O książce tej usłyszałam podczas 21. Międzynarodowych Targów Książki w Krakowie, gdzie udało mi się nawet poznać samego autora – pana Krzysztofa Krasa.
Główny bohater opowieści, znany na samym początku jako Książę Światła, tuż po swojej chwalebnej śmierci na polu bitwy trafia do krainy zwanej Niebytem. Spotyka tam opiekuna duchowego, który pomaga mu oswoić się z obecną sytuacją. Razem wyruszają w niezwykłą podróż, ku nowemu życiu. Na niektóre aspekty swojego przyszłego “ja” będzie miał wpływ osobiście – sam je sobie wybierze z katalogu, który jest przygotowywany indywidualnie dla każdego człowieka (prawie jak w grze komputerowej, gdzie można sobie stworzyć postać). Widzi również przebłyski swojej następnej “wędrówki”.
Ciężko tu powiedzieć cokolwiek o bohaterze. Jest on po prostu duszą, która znajduje się chwilowo w Nicości, żeby znów wrócić na Ziemię. Ciężko też jest ocenić jego wybory – w końcu, to będzie jego życie. On chciałby przeżyć je tak, ktoś inny wybierze inaczej.

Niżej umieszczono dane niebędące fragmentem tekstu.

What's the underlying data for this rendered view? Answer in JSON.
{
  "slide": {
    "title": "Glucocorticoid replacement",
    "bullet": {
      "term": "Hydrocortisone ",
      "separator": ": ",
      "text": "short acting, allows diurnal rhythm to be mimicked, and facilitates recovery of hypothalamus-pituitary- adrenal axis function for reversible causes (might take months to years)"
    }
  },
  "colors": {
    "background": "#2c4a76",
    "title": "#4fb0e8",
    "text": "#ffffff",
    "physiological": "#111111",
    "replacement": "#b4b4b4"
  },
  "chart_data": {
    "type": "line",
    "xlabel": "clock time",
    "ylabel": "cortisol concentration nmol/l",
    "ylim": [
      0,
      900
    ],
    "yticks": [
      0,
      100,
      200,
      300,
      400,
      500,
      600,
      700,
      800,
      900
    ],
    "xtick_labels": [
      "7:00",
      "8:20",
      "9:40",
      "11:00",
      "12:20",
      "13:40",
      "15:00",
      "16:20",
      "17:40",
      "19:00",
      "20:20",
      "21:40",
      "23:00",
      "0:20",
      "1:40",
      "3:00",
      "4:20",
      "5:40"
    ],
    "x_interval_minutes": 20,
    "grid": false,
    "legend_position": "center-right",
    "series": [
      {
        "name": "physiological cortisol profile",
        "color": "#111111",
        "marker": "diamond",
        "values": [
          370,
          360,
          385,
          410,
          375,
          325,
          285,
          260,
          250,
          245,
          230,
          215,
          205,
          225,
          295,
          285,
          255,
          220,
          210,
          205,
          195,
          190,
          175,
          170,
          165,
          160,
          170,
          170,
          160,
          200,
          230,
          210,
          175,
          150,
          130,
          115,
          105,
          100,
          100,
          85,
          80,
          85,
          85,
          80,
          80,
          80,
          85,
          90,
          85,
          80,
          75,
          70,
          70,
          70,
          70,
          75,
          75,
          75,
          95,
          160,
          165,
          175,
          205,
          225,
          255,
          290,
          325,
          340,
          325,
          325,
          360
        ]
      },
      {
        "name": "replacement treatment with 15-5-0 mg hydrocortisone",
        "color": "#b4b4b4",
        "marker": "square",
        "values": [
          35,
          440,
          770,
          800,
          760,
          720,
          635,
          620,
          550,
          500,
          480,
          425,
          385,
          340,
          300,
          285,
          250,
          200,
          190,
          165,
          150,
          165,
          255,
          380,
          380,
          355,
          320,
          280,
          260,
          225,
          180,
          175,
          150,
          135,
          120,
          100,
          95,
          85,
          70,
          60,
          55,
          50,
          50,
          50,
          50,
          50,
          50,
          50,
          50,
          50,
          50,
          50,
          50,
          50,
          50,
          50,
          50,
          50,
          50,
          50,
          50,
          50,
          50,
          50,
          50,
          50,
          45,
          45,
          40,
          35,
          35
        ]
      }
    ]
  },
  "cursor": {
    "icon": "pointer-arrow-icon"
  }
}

Jest to kwestia indywidualna.
Bardzo podoba mi się wizja autora, że po śmierci nasze życie wciąż twa, a po skompletowaniu całego swojego życiowego planu od A do Z, znów wracamy na Ziemię. Motyw z “tabletką zapomnienia”, która powoduje wymazanie poprzednich wspomnień, jest bardzo ciekawym wyjaśnieniem tego, dlaczego rodzimy się z “pustą kartką”, na której ponownie możemy spisać naszą historię.
Czytałam tę książkę z prawdziwą przyjemnością. Jest napisana bardzo przystępnym językiem. Wszystkie filozoficzne wstawki, które znajdują się we wstępie są również bardzo lekko napisane, dzięki czemu nie zrażają czytelnika.